Similarly, what can conversations with those working in healthcare contribute to our work in theology and religion?

 

This is a key question. Unless scholars in the humanities are listening carefully and working alongside colleagues in healthcare, they will end up disengaged from the actual questions which face our neighbours and fellow citizens in their journeys through life. Theology and religion are no exceptions to this. The task of reframing requires detailed knowledge of the texture and complexity – and very often existential stress – of healthcare work if it is to say anything beneficial.  Just this kind of work alongside healthcare colleagues has helped me to see further where a theological imagination should be focussed but equally, on many occasions such colleagues have shown me how certain avenues of enquiry as unfruitful. There is no substitute for the on-the-ground, often highly technical knowledge which comes from working and walking alongside those whose daily work you are attempting to understand. Crucially, this is equally true of those who do not work in healthcare but participate in healthcare in other ways – most obviously patients, relatives and carers. Continuing, ongoing conversations with patient organisations is extremely important, especially for theological and religious traditions whose wisdom is formed by reflection on the human condition – on themes such as suffering, compassion, hope and joy.

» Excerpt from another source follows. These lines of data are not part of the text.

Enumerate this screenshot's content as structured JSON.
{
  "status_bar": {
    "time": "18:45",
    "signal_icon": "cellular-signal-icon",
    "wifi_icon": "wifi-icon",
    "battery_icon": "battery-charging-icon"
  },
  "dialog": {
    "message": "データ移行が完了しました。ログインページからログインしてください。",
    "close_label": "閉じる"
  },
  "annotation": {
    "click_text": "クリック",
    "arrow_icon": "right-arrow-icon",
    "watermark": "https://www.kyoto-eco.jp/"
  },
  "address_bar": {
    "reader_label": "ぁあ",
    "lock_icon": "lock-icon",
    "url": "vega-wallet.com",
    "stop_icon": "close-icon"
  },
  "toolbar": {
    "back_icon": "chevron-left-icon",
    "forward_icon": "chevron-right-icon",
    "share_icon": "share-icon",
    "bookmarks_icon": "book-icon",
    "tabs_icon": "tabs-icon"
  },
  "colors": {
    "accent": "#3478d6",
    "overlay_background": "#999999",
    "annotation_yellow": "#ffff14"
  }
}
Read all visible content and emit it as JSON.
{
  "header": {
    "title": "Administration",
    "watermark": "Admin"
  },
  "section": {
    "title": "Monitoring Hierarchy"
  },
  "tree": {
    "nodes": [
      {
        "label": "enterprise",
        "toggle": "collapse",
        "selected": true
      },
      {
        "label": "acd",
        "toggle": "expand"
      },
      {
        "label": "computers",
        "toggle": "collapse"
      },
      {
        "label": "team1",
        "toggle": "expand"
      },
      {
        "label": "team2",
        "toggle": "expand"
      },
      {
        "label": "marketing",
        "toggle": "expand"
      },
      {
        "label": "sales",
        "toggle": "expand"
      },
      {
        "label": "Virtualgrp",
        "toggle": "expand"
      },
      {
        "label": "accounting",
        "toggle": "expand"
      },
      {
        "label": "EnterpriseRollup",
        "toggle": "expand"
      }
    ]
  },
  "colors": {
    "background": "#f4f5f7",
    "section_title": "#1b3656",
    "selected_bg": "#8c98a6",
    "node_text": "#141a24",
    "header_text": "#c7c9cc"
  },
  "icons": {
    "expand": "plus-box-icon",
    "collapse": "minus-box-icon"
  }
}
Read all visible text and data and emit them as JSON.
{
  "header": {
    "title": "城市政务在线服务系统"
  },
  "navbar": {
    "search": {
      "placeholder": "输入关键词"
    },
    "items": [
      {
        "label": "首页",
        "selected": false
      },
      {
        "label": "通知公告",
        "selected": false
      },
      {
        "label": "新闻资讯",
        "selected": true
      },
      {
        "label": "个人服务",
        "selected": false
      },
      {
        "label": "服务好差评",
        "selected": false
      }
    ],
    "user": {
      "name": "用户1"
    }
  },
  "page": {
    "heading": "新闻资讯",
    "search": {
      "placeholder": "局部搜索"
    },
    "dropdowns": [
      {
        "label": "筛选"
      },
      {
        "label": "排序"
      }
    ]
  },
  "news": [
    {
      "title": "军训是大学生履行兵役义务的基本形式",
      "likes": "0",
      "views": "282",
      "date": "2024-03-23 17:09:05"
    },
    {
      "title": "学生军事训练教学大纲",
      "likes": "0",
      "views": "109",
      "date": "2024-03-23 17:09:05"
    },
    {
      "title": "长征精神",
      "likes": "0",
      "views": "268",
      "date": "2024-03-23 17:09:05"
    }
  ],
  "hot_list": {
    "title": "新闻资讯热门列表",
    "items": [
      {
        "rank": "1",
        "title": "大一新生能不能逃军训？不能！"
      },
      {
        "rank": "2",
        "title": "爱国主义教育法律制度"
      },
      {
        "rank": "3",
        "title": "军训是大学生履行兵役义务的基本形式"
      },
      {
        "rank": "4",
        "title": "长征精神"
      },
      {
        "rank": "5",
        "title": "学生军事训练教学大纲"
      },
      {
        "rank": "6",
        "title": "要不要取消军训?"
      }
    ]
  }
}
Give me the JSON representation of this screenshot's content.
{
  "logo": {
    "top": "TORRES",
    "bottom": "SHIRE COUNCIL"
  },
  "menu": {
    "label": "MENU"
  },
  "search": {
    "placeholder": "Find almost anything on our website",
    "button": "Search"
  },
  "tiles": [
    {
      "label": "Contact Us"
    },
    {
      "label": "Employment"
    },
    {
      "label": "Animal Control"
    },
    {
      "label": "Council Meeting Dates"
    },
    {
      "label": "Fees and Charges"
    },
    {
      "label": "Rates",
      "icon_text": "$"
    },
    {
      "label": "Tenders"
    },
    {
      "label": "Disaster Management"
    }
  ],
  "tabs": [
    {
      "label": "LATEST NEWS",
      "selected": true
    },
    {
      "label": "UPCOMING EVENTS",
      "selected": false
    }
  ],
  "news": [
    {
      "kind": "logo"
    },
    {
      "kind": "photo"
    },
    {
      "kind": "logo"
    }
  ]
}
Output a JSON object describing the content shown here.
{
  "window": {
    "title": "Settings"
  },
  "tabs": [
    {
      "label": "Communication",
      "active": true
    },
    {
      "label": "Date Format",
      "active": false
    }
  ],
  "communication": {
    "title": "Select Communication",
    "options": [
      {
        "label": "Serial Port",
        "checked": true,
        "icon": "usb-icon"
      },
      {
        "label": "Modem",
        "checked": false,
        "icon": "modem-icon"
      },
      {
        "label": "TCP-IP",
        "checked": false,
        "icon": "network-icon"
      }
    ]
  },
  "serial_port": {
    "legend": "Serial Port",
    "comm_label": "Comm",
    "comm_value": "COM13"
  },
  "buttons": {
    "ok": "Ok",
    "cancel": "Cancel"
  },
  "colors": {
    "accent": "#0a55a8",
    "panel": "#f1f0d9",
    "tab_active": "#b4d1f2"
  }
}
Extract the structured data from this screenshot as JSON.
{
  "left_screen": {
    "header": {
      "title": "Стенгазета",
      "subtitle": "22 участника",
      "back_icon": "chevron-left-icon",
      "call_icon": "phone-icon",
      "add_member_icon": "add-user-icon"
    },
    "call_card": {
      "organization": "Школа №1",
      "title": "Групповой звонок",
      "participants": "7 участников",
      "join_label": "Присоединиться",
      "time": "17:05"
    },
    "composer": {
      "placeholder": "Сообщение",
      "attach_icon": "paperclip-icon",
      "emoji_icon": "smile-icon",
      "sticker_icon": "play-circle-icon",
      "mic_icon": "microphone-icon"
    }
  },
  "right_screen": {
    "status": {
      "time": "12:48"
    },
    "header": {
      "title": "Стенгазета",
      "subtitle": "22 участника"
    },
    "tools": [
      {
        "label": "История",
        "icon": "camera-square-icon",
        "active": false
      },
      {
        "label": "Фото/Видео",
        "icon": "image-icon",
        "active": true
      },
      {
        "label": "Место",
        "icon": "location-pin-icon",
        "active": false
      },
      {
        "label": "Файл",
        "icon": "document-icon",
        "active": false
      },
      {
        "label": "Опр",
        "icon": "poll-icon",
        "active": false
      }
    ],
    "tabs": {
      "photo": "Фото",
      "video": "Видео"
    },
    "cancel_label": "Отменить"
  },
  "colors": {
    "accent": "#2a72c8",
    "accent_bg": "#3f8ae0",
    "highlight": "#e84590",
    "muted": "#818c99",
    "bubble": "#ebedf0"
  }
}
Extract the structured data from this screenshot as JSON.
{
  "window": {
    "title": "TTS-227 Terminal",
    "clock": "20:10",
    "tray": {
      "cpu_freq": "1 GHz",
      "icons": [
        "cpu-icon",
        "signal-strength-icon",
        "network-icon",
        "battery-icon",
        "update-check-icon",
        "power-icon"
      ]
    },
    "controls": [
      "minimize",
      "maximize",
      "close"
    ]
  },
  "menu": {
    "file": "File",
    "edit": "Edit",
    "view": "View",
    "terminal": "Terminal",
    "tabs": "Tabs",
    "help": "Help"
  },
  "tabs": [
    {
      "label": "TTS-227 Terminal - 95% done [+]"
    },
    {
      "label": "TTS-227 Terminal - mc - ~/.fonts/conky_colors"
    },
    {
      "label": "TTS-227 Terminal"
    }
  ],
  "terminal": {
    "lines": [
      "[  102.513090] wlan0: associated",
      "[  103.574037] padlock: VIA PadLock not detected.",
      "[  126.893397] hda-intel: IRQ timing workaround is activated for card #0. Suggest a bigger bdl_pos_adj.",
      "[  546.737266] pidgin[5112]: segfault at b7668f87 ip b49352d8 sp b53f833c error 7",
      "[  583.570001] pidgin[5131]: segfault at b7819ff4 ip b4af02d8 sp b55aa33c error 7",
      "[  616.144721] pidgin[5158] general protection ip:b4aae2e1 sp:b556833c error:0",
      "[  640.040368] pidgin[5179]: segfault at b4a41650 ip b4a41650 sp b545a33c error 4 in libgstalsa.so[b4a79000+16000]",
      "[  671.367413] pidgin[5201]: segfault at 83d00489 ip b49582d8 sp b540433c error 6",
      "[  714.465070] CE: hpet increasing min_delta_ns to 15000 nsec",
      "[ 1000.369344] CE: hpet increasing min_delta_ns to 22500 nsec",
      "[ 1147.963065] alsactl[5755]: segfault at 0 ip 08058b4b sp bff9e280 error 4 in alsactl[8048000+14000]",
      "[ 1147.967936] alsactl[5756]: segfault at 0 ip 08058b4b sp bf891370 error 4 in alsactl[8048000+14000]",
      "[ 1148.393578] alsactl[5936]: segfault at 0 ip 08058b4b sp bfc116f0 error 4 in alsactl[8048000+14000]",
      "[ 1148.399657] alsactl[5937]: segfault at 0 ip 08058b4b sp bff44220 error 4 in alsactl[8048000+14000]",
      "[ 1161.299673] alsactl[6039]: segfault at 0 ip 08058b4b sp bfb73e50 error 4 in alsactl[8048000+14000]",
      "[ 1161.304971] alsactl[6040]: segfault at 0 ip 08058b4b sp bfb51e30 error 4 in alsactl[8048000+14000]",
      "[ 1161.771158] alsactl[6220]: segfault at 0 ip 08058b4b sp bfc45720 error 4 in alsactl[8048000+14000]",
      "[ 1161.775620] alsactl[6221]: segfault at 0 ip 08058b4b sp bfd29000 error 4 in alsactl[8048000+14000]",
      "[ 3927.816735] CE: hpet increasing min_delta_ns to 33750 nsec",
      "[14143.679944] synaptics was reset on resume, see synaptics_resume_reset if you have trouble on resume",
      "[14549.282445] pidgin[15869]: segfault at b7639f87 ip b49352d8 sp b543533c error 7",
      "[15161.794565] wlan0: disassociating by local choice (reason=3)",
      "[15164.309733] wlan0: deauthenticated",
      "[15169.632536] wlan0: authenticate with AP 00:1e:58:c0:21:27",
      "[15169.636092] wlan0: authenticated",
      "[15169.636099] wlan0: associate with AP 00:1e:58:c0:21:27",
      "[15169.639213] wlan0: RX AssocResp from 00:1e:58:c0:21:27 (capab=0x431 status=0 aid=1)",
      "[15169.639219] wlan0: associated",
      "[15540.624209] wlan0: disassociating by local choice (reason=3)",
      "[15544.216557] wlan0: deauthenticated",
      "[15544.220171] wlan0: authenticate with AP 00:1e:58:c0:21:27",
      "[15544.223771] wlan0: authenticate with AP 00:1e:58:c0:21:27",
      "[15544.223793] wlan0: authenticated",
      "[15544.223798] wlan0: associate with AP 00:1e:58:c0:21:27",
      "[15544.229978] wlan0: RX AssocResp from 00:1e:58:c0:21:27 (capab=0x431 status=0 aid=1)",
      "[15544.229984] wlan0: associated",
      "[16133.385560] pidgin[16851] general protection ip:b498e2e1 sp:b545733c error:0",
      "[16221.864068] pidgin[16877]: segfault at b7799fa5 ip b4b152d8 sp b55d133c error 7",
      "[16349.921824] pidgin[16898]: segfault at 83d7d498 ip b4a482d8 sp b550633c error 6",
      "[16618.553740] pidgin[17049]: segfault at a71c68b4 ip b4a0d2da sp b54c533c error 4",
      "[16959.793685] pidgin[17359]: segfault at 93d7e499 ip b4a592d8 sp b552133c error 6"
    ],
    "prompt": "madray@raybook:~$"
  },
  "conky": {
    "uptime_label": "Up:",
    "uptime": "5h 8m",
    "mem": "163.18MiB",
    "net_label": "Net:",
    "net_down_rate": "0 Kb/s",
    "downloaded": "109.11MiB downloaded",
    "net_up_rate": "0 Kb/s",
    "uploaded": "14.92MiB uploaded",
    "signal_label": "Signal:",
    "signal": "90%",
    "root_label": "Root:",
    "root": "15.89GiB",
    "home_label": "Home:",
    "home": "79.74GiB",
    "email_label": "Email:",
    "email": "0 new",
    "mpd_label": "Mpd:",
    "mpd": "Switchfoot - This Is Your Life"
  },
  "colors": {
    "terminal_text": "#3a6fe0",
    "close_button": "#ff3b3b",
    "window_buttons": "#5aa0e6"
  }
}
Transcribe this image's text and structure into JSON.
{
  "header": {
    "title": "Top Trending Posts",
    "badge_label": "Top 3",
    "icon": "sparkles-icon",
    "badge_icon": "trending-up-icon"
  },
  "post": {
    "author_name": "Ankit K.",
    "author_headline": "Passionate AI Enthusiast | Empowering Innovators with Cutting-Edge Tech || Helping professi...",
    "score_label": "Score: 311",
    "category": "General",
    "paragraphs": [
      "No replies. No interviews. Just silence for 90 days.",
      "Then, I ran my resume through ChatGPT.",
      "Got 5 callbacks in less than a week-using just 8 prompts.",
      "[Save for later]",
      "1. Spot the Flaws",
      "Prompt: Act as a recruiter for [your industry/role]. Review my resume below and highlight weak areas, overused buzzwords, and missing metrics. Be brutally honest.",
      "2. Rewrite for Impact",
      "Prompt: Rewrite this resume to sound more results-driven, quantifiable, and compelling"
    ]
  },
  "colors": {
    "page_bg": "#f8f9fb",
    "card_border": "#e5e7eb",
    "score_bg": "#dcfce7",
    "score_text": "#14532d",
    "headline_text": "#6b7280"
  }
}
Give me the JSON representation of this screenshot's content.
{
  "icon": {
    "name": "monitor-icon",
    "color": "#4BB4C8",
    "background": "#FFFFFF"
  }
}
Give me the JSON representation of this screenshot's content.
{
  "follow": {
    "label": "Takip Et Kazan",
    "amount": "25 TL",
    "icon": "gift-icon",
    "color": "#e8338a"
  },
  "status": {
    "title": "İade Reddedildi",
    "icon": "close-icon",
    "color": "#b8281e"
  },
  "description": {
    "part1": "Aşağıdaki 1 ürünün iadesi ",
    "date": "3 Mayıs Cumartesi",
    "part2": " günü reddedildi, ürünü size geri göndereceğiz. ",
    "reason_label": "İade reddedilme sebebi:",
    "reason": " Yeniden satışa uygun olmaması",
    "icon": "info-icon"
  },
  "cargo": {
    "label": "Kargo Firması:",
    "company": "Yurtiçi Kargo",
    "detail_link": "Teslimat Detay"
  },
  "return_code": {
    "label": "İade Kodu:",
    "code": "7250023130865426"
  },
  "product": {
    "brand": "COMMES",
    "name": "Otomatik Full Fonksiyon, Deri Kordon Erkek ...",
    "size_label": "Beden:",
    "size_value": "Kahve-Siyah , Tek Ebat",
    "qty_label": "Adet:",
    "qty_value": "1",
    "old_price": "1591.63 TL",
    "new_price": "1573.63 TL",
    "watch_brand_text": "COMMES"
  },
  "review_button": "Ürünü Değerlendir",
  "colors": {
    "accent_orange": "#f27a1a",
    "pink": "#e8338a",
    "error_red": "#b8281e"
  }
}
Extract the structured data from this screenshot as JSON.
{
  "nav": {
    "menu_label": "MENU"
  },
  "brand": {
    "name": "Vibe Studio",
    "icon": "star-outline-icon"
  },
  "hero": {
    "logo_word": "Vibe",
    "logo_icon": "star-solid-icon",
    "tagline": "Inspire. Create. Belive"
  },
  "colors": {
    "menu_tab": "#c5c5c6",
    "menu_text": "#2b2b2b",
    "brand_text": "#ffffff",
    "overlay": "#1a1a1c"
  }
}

Do you have any plans to explore the relationship between theology, ethics and healthcare further, and if so, what are they?

 

Yes - I am currently leading collaboration on a project in the field of precision medicine with colleagues from social sciences, medical sciences and patient organisations. The project has economic, political, scientific and ethical dimensions all of which hold great interest for Christian ethics. This builds on earlier published work predominantly with cancer specialists but will now expand to include consideration of rare diseases. The intention is that moral theology, in concert with other disciplines, can serve as a critical friend for colleagues in this field. Such colleagues increasingly express significant unease at some of the trends within it and want to be able to investigate the rhetoric which surrounds it, drawing on a wider set of modes of investigation than are available in medical sciences. The possibilities of a university such as ours are clear to see in such a context. More broadly, it is characteristic of the Faculty of Theology and Religion and the Humanities Division, both of whom are supporting this project in various ways alongside the AHRC and the Wellcome Trust, that we are growing inter-divisional and inter-institutional partnerships such as this.   

 

Thank you for time, Joshua, and I can’t wait to read the book!